Многие сотрудники на отделении недоумевали с той метаморфозой, что приключилась с Раисой Ивановной. Она не просто выхаживала Огородникова, а буквально кормила его с ложечки домашней едой, приготовленной своими руками. Для этого пришлось припомнить подзабытые кулинарные навыки.
– Рая, ты чего с этим Огородниковым так возишься? – как-то задала ей мучивший ее вопрос старинная подруга Мещеряковой врач-лаборант Зинаида Григорьевна Пахомова, ее ровесница, с которой они вместе когда-то пришли работать в эту больницу. Одна из тех немногих подруг, что у нее осталась.
– А почему ты спрашиваешь?
– Да все только и говорят о тебе и этом Огородникове. Он что тебе, родственник какой?
– Нет, не родственник, – вздыхала Раиса Ивановна. – Я, Зина, и сама толком не пойму, чего я с ним так вожусь? Вот сколько через мои руки таких вот Димок прошло и ничего, а этот вот чем-то зацепил.
– Да он нытик, твой Димка. Чуть что, сразу в слезы. Ну что за мужик?
– Знаешь, Зина, жизнь у него была тяжелая, родители умерли.
– Рая, у нас после войны тоже, вспомни, жизнь была далеко не сахар, и ничего, не ныли. Ты вон приехала, когда после окончания института, у тебя даже шубы не было, одно пальто на рыбьем меху. И жили вы со своим Александром в бараке с троеборьем: дрова, вода, помои. Еще и на работу умудрялись ходить, и оперировала, и дежурила, и не ныли. Аль запамятовала?
– Да помню я все хорошо, Зина, помню. Ведь мы с тобой из другого теста сделаны. Да, Дима этот редкостный слюнтяй и плакса, но вот знаешь, жалко мне его, жалко. Сама не пойму, почему, прикипела к нему душой, понимаешь?
– Не понимаю, хоть убей, не понимаю, – качала головой старая подруга, – ты такая волевая, решительная и вдруг валандаешься с каким-то хлюпиком.
– А, может, вот как раз поэтому и валандаюсь, что я такая волевая и решительная. Он слабый, а я сильная. А сильные должны помогать слабым.
– Может, ты его тогда усыновишь? – морщится Зинаида Григорьевна, и квартиру на него свою перепишешь.
– Я бы рада усыновить, да он уже совершеннолетний. А квартиру не могу, у меня родная дочка имеется, да и я пока на тот свет не тороплюсь.
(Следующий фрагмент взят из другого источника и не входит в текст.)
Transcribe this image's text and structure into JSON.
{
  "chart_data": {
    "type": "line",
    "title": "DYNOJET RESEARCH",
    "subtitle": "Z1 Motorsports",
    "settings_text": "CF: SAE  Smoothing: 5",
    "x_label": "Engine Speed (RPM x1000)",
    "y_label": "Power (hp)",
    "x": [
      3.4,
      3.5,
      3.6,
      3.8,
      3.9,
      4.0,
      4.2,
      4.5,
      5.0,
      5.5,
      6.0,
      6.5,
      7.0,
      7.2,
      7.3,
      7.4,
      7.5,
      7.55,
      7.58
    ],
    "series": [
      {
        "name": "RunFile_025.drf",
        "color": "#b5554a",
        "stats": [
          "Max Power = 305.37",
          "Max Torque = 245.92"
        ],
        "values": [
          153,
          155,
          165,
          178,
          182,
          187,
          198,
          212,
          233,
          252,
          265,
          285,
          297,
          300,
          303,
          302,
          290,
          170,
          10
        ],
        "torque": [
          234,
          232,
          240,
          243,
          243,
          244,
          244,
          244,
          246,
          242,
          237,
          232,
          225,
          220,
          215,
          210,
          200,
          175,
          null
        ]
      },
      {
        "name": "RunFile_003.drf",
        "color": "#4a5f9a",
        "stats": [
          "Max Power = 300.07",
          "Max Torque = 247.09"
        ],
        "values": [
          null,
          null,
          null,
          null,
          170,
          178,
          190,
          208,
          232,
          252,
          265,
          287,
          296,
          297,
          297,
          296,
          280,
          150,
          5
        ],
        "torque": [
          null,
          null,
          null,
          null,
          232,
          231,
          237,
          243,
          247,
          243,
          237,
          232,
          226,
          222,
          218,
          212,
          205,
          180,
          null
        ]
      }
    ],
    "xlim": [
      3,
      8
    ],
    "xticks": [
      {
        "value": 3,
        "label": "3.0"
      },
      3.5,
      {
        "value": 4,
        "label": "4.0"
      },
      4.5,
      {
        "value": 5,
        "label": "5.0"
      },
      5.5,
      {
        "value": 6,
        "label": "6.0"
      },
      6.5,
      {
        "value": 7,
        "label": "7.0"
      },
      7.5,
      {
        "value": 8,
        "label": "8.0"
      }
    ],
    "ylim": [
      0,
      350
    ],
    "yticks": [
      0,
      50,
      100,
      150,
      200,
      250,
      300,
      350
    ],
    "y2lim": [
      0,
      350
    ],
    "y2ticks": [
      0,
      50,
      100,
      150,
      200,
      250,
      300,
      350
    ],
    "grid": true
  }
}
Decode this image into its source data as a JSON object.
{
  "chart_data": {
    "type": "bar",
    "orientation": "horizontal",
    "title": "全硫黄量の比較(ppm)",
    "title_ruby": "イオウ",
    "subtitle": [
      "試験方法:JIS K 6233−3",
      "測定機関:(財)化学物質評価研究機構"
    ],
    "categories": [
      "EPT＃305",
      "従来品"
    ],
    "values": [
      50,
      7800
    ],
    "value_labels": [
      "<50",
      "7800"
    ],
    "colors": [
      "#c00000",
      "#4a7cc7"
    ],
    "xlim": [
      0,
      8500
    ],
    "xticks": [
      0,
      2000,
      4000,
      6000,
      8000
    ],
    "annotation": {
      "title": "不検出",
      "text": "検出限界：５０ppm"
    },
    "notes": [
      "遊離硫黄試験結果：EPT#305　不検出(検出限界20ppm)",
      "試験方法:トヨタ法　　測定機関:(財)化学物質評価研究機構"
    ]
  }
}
– Да-а-а, – протянула Зинаида Григорьевна, – видела бы тебя сейчас твоя Оля. Интересно, а что бы она сказала, узнав, что ее мать на старости лет решила усыновить бедного и несчастного паренька. Обрадовалась бы она вновь появившемуся «братцу».
– Ох, и язва же ты, Зина.
– Я не язва, я о тебе думаю. Ты совсем с ним свихнулась. У тебя даже кот стал на тебя косо смотреть.
– А причем здесь Барсик?
– Да притом, что животные всегда лучше людей чувствуют, когда о них начинают забывают. Я, когда у тебя вчера в гостях была, так обратила внимание, что ты бедного Барсика почти забросила. Своему Димочке вот рыбу жарила, пюре толкла, а бедный котик сидел как в воду опущенный и еле дождался, когда ты ему соизволишь кусочек рыбки бросить.
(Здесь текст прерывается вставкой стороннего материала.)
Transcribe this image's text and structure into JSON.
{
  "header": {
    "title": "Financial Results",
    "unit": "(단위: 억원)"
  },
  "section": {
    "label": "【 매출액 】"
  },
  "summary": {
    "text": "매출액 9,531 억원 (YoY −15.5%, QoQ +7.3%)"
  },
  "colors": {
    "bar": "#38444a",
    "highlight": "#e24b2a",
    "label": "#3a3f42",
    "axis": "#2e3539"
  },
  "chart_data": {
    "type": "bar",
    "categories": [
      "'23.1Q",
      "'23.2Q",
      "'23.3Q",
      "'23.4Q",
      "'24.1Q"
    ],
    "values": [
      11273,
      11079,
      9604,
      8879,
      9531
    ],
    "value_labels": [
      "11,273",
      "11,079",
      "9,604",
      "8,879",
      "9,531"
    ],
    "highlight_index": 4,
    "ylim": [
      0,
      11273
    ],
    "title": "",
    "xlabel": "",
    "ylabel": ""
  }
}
– Не сгущай краски, – сердито одернула подругу Раиса Ивановна, а сама подумала что та не так уж далека от истины: Барсик как-то в ее жизни незаметно отошел на второй план.
– Не сгущаю я ничего, просто мне со стороны видней. Ты, кажется, даже похудела за то время, что Димочку своего на ноги поднимаешь. Кстати, а что дальше-то с ним будет, когда он полностью поправится?
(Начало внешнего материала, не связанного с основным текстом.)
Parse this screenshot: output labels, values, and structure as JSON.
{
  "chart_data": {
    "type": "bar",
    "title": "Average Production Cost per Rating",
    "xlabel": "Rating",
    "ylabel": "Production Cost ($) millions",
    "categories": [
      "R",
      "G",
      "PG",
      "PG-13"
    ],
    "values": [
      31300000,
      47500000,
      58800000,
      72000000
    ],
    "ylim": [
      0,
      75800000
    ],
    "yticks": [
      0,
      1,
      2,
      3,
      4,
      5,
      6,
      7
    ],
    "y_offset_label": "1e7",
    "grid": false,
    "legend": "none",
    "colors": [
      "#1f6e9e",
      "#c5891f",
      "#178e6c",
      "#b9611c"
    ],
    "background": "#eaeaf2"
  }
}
– Пока не думала, – пожала плечами Раиса Ивановна. – Там видно будет.
– Не вздумай его к себе домой привести!
– А с чего такая уверенность, что я его к себе домой обязательно приглашу?
– С того что я тебя слишком хорошо знаю: ты всегда добренькой была.
– Не самое плохое человеческое качество, – улыбнулась Раиса Ивановна, – быть добренькой. И ты, Зина, мне подсказала хорошую мысль.
– Я? Подсказала? – насторожилась Зинаида Григорьевна. – И что же, интересно, я тебе такого подсказала, если не секрет?
– Не секрет, я сдам ему одну комнату в своей квартире. У меня же, как ты знаешь, четырехкомнатная квартира, а живу я одна.
– Рая, не сходи с ума, – неожиданно побледнела Зинаида Григорьевна, – тебе что, денег не хватает?